Lo studio più antico – o quantomeno di durata maggiore – in ambito cardiovascolare ha subìto una contrazione del 40% dei finanziamenti: parliamo del Framingham Heart Study (FHS) che è finito sotto la scure della cosiddetta “sequestration”, la riduzione dei budget decisa dal Governo statunitense che ha avuto conseguenze pesanti anche nel campo della ricerca clinica. In termini più concreti, i soldi a disposizione passeranno da 9 milioni di dollari a circa 5 per i prossimi anni. In tempi di generalizzata spending review si resta comunque colpiti dalla decisione di penalizzare uno degli studi che – per ampiezza della popolazione coinvolta e completezza degli approfondimenti – ha fino ad oggi rappresentato una fonte di informazione e di dati insostituibile non soltanto per la cardiologia specialistica, ma anche per la medicina generale. Di fronte a certe decisioni, si resta interdetti e inquieti: le malattie cardiovascolari “pesano” sul servizio sanitario come poche altre, soprattutto in termini assistenziali. Basti pensare che i farmaci del cuore e dei vasi sono da anni i più prescritti (circa il 47% della prescrizione territoriale) e nel 90% dei casi il costo è a carico del SSN.

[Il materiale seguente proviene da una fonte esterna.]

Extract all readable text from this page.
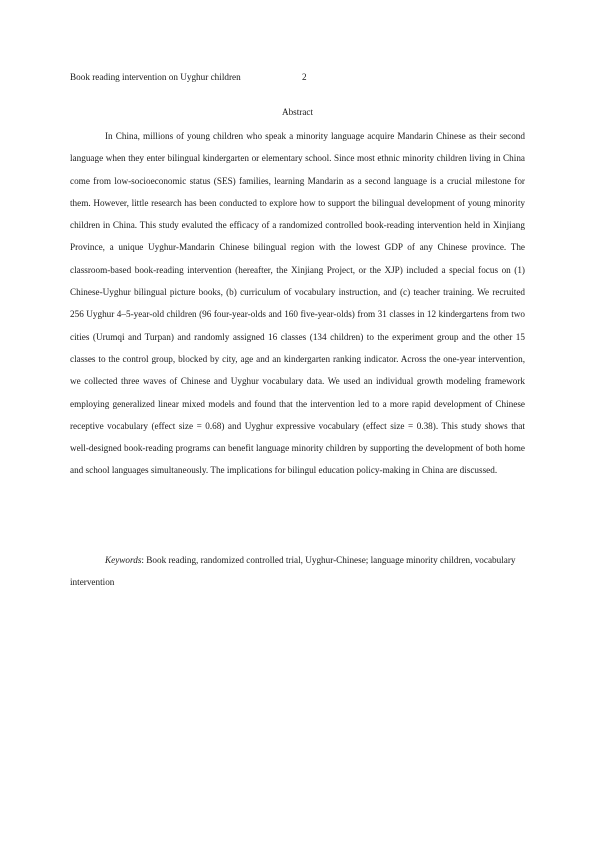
Book reading intervention on Uyghur children	2
Abstract

In China, millions of young children who speak a minority language acquire Mandarin Chinese as their second language when they enter bilingual kindergarten or elementary school. Since most ethnic minority children living in China come from low-socioeconomic status (SES) families, learning Mandarin as a second language is a crucial milestone for them. However, little research has been conducted to explore how to support the bilingual development of young minority children in China. This study evaluted the efficacy of a randomized controlled book-reading intervention held in Xinjiang Province, a unique Uyghur-Mandarin Chinese bilingual region with the lowest GDP of any Chinese province. The classroom-based book-reading intervention (hereafter, the Xinjiang Project, or the XJP) included a special focus on (1) Chinese-Uyghur bilingual picture books, (b) curriculum of vocabulary instruction, and (c) teacher training. We recruited 256 Uyghur 4–5-year-old children (96 four-year-olds and 160 five-year-olds) from 31 classes in 12 kindergartens from two cities (Urumqi and Turpan) and randomly assigned 16 classes (134 children) to the experiment group and the other 15 classes to the control group, blocked by city, age and an kindergarten ranking indicator. Across the one-year intervention, we collected three waves of Chinese and Uyghur vocabulary data. We used an individual growth modeling framework employing generalized linear mixed models and found that the intervention led to a more rapid development of Chinese receptive vocabulary (effect size = 0.68) and Uyghur expressive vocabulary (effect size = 0.38). This study shows that well-designed book-reading programs can benefit language minority children by supporting the development of both home and school languages simultaneously. The implications for bilingul education policy-making in China are discussed.

Keywords: Book reading, randomized controlled trial, Uyghur-Chinese; language minority children, vocabulary intervention
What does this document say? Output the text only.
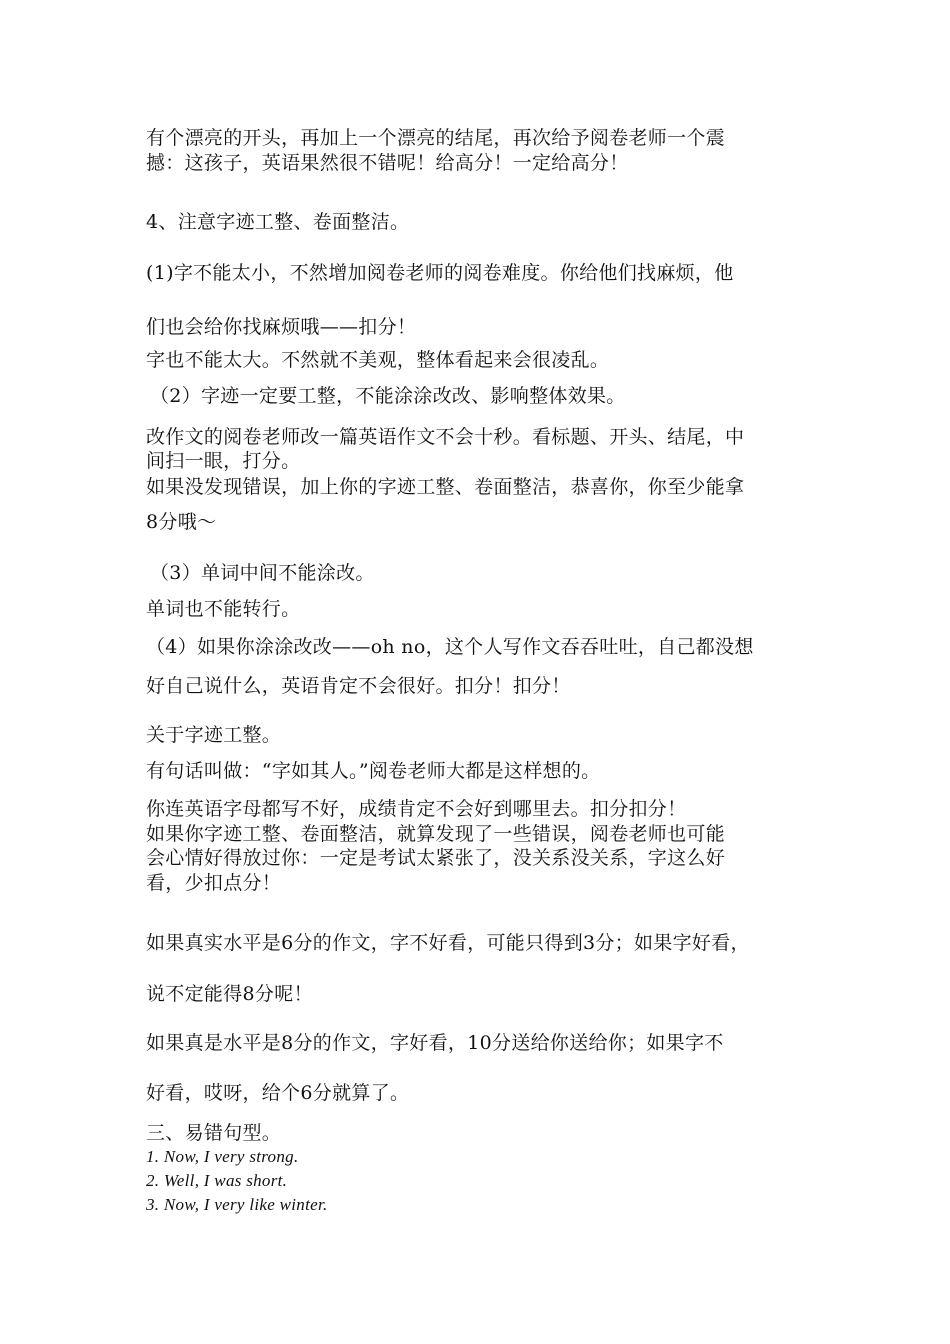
有个漂亮的开头，再加上一个漂亮的结尾，再次给予阅卷老师一个震

撼：这孩子，英语果然很不错呢！给高分！一定给高分！

4、注意字迹工整、卷面整洁。

(1)字不能太小，不然增加阅卷老师的阅卷难度。你给他们找麻烦，他

们也会给你找麻烦哦——扣分！

字也不能太大。不然就不美观，整体看起来会很凌乱。

（2）字迹一定要工整，不能涂涂改改、影响整体效果。

改作文的阅卷老师改一篇英语作文不会十秒。看标题、开头、结尾，中

间扫一眼，打分。

如果没发现错误，加上你的字迹工整、卷面整洁，恭喜你，你至少能拿

8分哦～

（3）单词中间不能涂改。

单词也不能转行。

（4）如果你涂涂改改——oh no，这个人写作文吞吞吐吐，自己都没想

好自己说什么，英语肯定不会很好。扣分！扣分！

关于字迹工整。

有句话叫做：“字如其人。”阅卷老师大都是这样想的。

你连英语字母都写不好，成绩肯定不会好到哪里去。扣分扣分！

如果你字迹工整、卷面整洁，就算发现了一些错误，阅卷老师也可能

会心情好得放过你：一定是考试太紧张了，没关系没关系，字这么好

看，少扣点分！

如果真实水平是6分的作文，字不好看，可能只得到3分；如果字好看，

说不定能得8分呢！

如果真是水平是8分的作文，字好看，10分送给你送给你；如果字不

好看，哎呀，给个6分就算了。

三、易错句型。

1. Now, I very strong.

2. Well, I was short.

3. Now, I very like winter.
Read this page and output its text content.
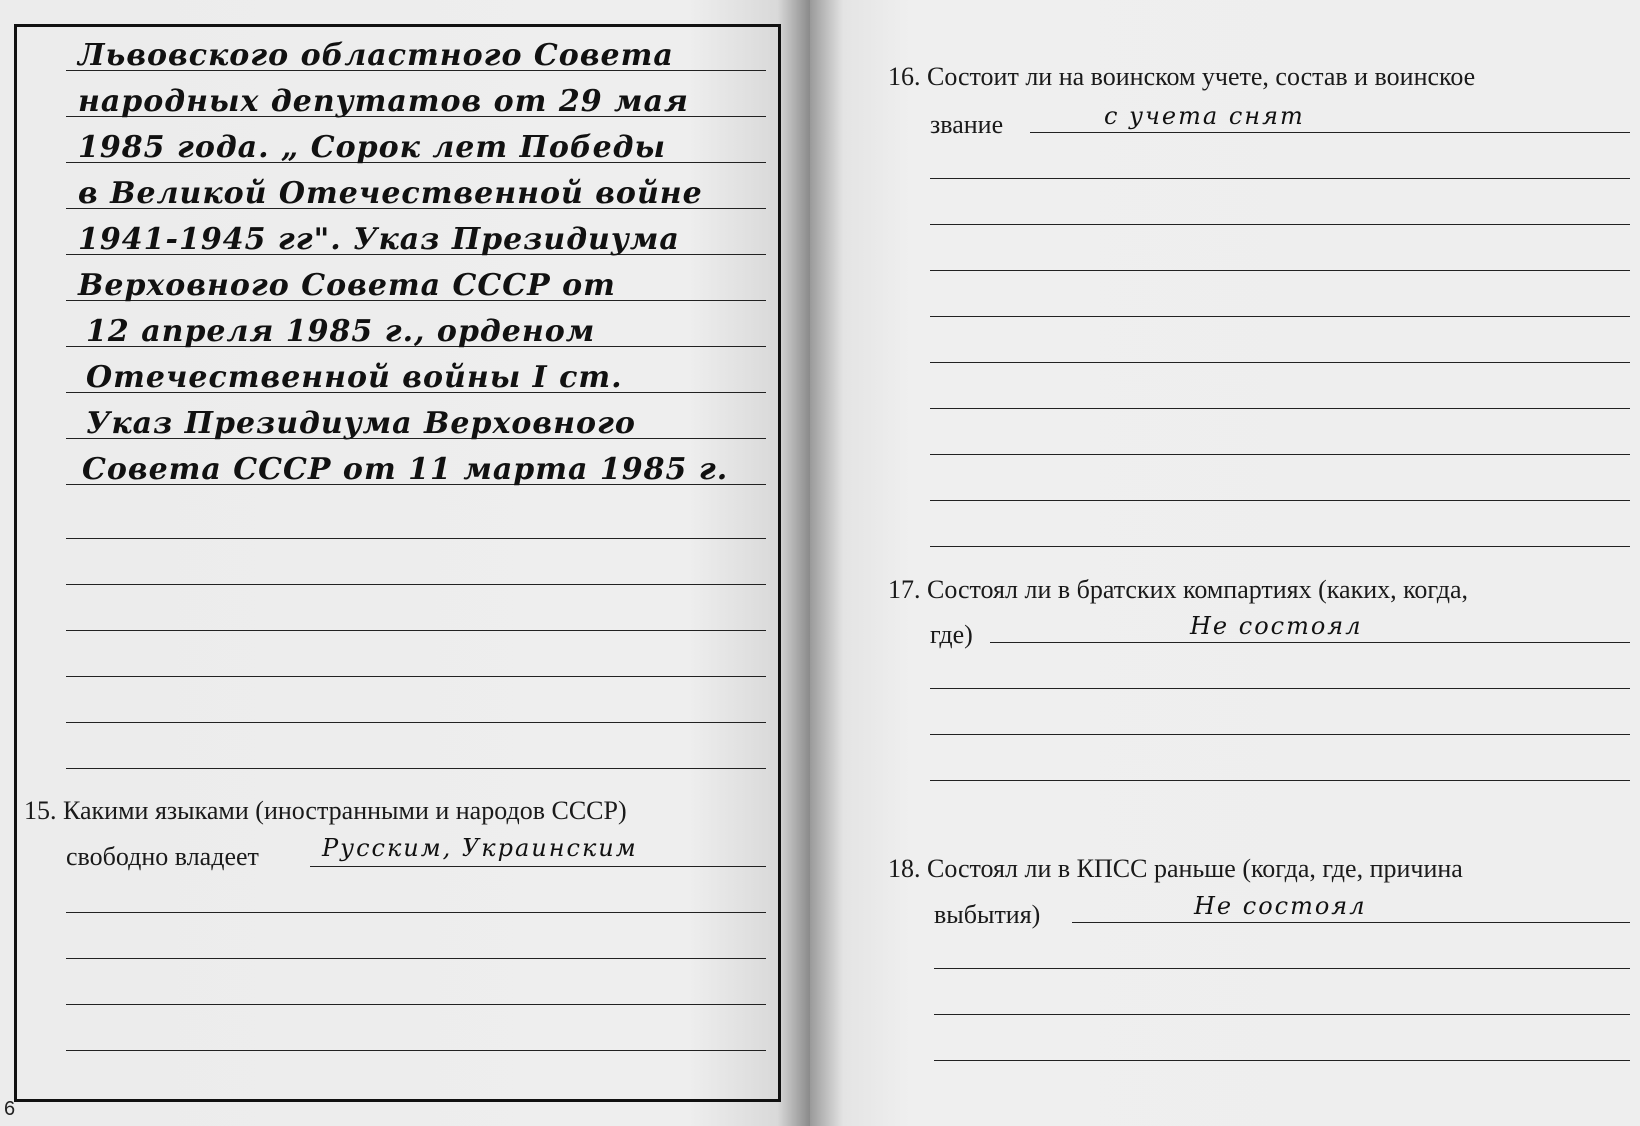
Львовского областного Совета
народных депутатов от 29 мая
1985 года. „ Сорок лет Победы
в Великой Отечественной войне
1941-1945 гг". Указ Президиума
Верховного Совета СССР от
12 апреля 1985 г., орденом
Отечественной войны I ст.
Указ Президиума Верховного
Совета СССР от 11 марта 1985 г.
15. Какими языками (иностранными и народов СССР)
свободно владеет	Русским, Украинским
6
16. Состоит ли на воинском учете, состав и воинское
звание	с учета снят
17. Состоял ли в братских компартиях (каких, когда,
где)	Не состоял
18. Состоял ли в КПСС раньше (когда, где, причина
выбытия)	Не состоял
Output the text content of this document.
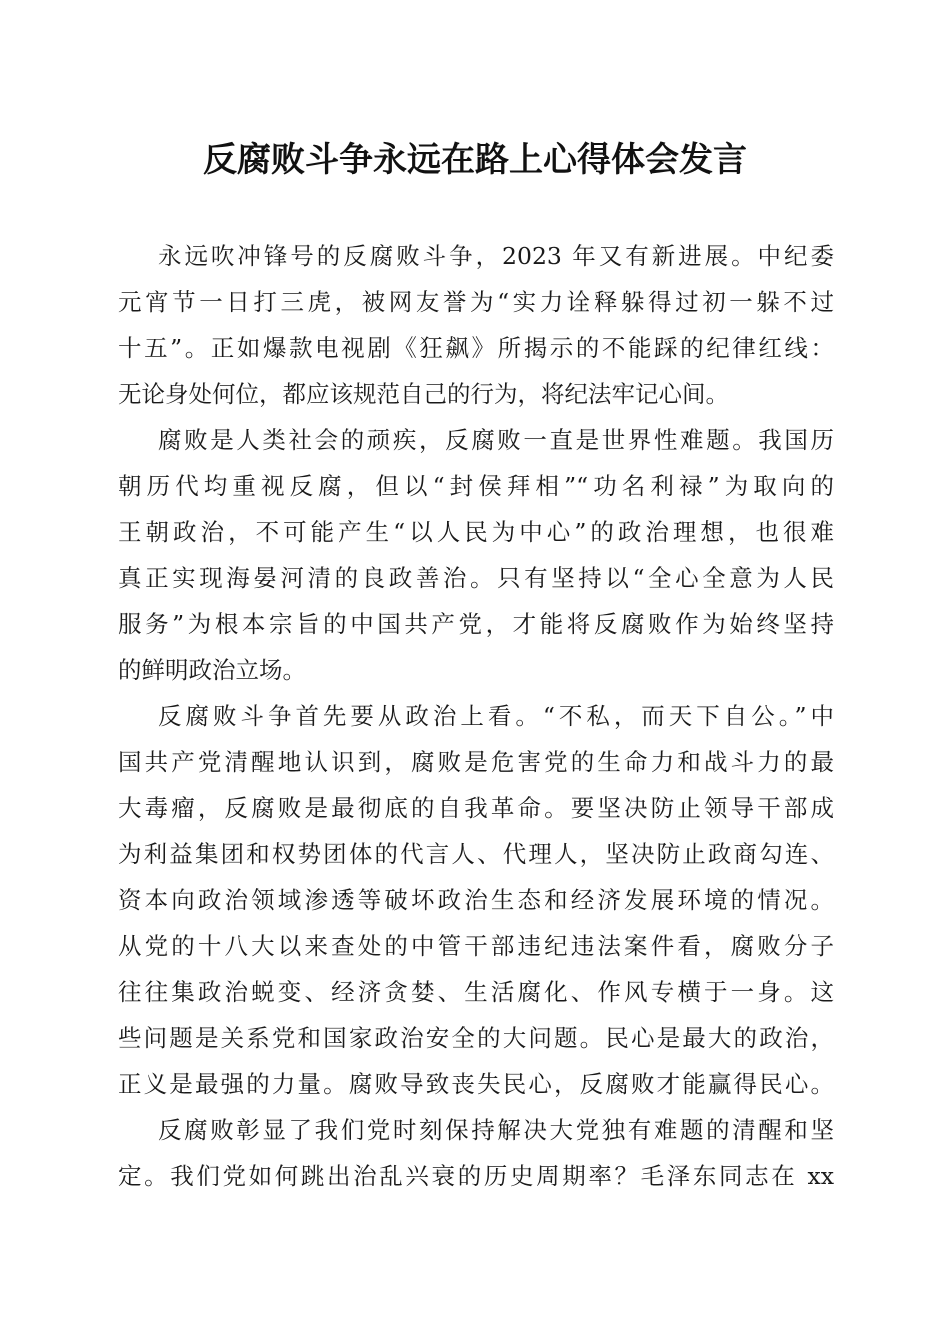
反腐败斗争永远在路上心得体会发言
永远吹冲锋号的反腐败斗争，2023 年又有新进展。中纪委
元宵节一日打三虎，被网友誉为“实力诠释躲得过初一躲不过
十五”。正如爆款电视剧《狂飙》所揭示的不能踩的纪律红线：
无论身处何位，都应该规范自己的行为，将纪法牢记心间。
腐败是人类社会的顽疾，反腐败一直是世界性难题。我国历
朝历代均重视反腐，但以“封侯拜相”“功名利禄”为取向的
王朝政治，不可能产生“以人民为中心”的政治理想，也很难
真正实现海晏河清的良政善治。只有坚持以“全心全意为人民
服务”为根本宗旨的中国共产党，才能将反腐败作为始终坚持
的鲜明政治立场。
反腐败斗争首先要从政治上看。“不私，而天下自公。”中
国共产党清醒地认识到，腐败是危害党的生命力和战斗力的最
大毒瘤，反腐败是最彻底的自我革命。要坚决防止领导干部成
为利益集团和权势团体的代言人、代理人，坚决防止政商勾连、
资本向政治领域渗透等破坏政治生态和经济发展环境的情况。
从党的十八大以来查处的中管干部违纪违法案件看，腐败分子
往往集政治蜕变、经济贪婪、生活腐化、作风专横于一身。这
些问题是关系党和国家政治安全的大问题。民心是最大的政治，
正义是最强的力量。腐败导致丧失民心，反腐败才能赢得民心。
反腐败彰显了我们党时刻保持解决大党独有难题的清醒和坚
定。我们党如何跳出治乱兴衰的历史周期率？毛泽东同志在 xx
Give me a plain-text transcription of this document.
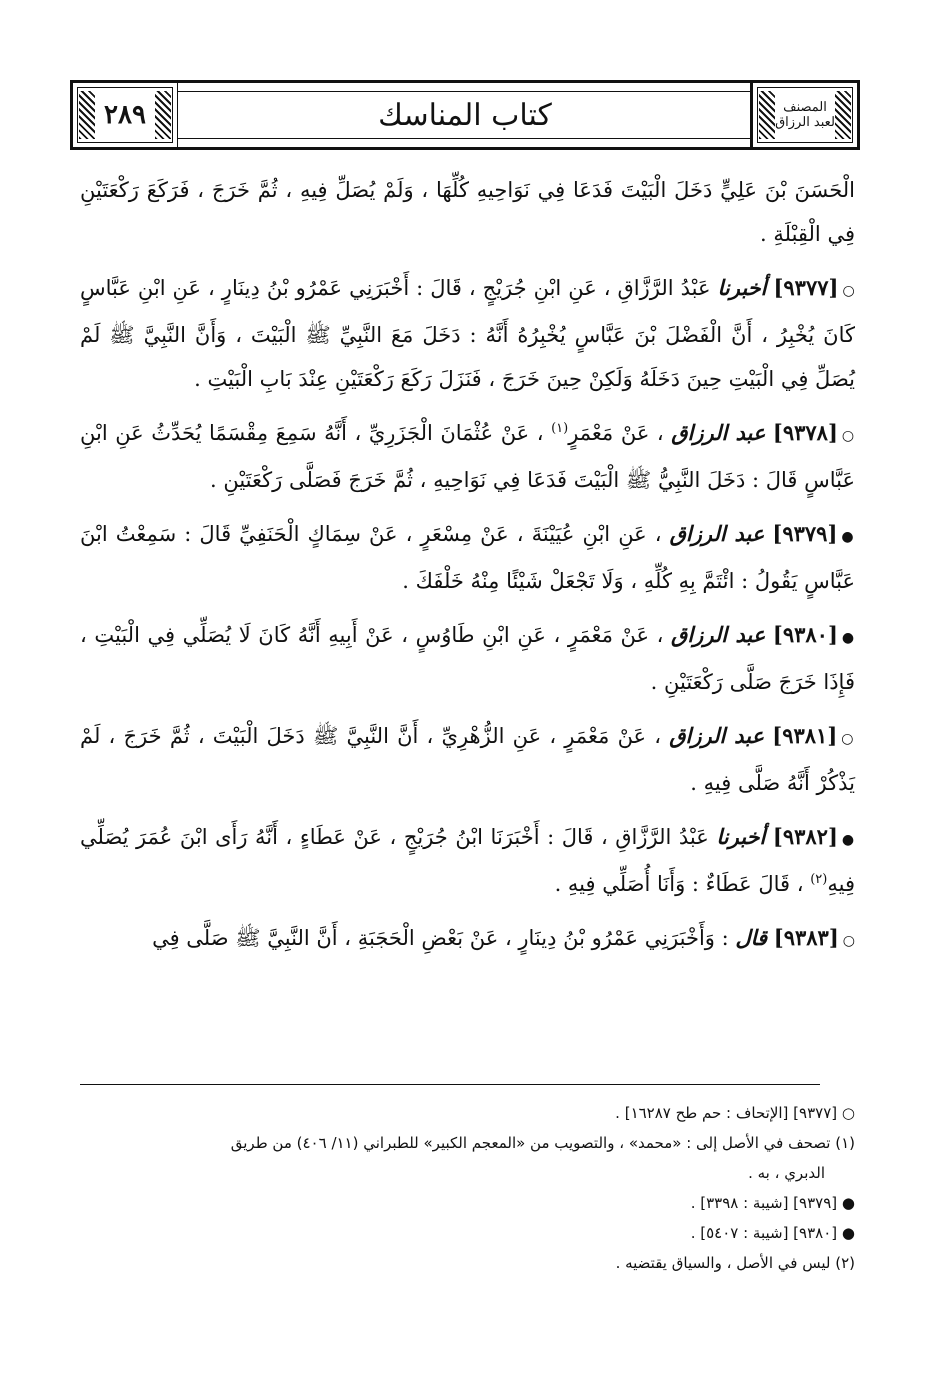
٢٨٩	كتاب المناسك	المصنف
لعبد الرزاق

الْحَسَنَ بْنَ عَلِيٍّ دَخَلَ الْبَيْتَ فَدَعَا فِي نَوَاحِيهِ كُلِّهَا ، وَلَمْ يُصَلِّ فِيهِ ، ثُمَّ خَرَجَ ، فَرَكَعَ رَكْعَتَيْنِ فِي الْقِبْلَةِ .

○[٩٣٧٧] أخبرنا عَبْدُ الرَّزَّاقِ ، عَنِ ابْنِ جُرَيْجٍ ، قَالَ : أَخْبَرَنِي عَمْرُو بْنُ دِينَارٍ ، عَنِ ابْنِ عَبَّاسٍ كَانَ يُخْبِرُ ، أَنَّ الْفَضْلَ بْنَ عَبَّاسٍ يُخْبِرُهُ أَنَّهُ : دَخَلَ مَعَ النَّبِيِّ ﷺ الْبَيْتَ ، وَأَنَّ النَّبِيَّ ﷺ لَمْ يُصَلِّ فِي الْبَيْتِ حِينَ دَخَلَهُ وَلَكِنْ حِينَ خَرَجَ ، فَنَزَلَ رَكَعَ رَكْعَتَيْنِ عِنْدَ بَابِ الْبَيْتِ .

○[٩٣٧٨] عبد الرزاق ، عَنْ مَعْمَرٍ$^{(١)}$ ، عَنْ عُثْمَانَ الْجَزَرِيِّ ، أَنَّهُ سَمِعَ مِقْسَمًا يُحَدِّثُ عَنِ ابْنِ عَبَّاسٍ قَالَ : دَخَلَ النَّبِيُّ ﷺ الْبَيْتَ فَدَعَا فِي نَوَاحِيهِ ، ثُمَّ خَرَجَ فَصَلَّى رَكْعَتَيْنِ .

●[٩٣٧٩] عبد الرزاق ، عَنِ ابْنِ عُيَيْنَةَ ، عَنْ مِسْعَرٍ ، عَنْ سِمَاكٍ الْحَنَفِيِّ قَالَ : سَمِعْتُ ابْنَ عَبَّاسٍ يَقُولُ : ائْتَمَّ بِهِ كُلِّهِ ، وَلَا تَجْعَلْ شَيْئًا مِنْهُ خَلْفَكَ .

●[٩٣٨٠] عبد الرزاق ، عَنْ مَعْمَرٍ ، عَنِ ابْنِ طَاوُسٍ ، عَنْ أَبِيهِ أَنَّهُ كَانَ لَا يُصَلِّي فِي الْبَيْتِ ، فَإِذَا خَرَجَ صَلَّى رَكْعَتَيْنِ .

○[٩٣٨١] عبد الرزاق ، عَنْ مَعْمَرٍ ، عَنِ الزُّهْرِيِّ ، أَنَّ النَّبِيَّ ﷺ دَخَلَ الْبَيْتَ ، ثُمَّ خَرَجَ ، لَمْ يَذْكُرْ أَنَّهُ صَلَّى فِيهِ .

●[٩٣٨٢] أخبرنا عَبْدُ الرَّزَّاقِ ، قَالَ : أَخْبَرَنَا ابْنُ جُرَيْجٍ ، عَنْ عَطَاءٍ ، أَنَّهُ رَأَى ابْنَ عُمَرَ يُصَلِّي فِيهِ$^{(٢)}$ ، قَالَ عَطَاءٌ : وَأَنَا أُصَلِّي فِيهِ .

○[٩٣٨٣] قال : وَأَخْبَرَنِي عَمْرُو بْنُ دِينَارٍ ، عَنْ بَعْضِ الْحَجَبَةِ ، أَنَّ النَّبِيَّ ﷺ صَلَّى فِي

○ [٩٣٧٧] [الإتحاف : حم طح ١٦٢٨٧] .

(١) تصحف في الأصل إلى : «محمد» ، والتصويب من «المعجم الكبير» للطبراني (١١/ ٤٠٦) من طريق

الدبري ، به .

● [٩٣٧٩] [شيبة : ٣٣٩٨] .

● [٩٣٨٠] [شيبة : ٥٤٠٧] .

(٢) ليس في الأصل ، والسياق يقتضيه .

Come vediamo sfogliando le pagine di questo numero di Recenti Progressi, nonostante l’intensità e il valore della ricerca le domande ancora inevase sono moltissime. Il clinico chiede risposte, non risparmiandosi – come leggiamo nella lettera che chiude il fascicolo di Attilio Dalla Via – nella ricerca anche “artigianale” di percorsi utili a raggiungere obiettivi di salute nella complessità di gran parte delle storie di malattia. Evitare lo spreco della ricerca inutile è un obbligo, come anche non penalizzare la ricerca che fino ad oggi ha aiutato il medico a fare meglio il proprio lavoro.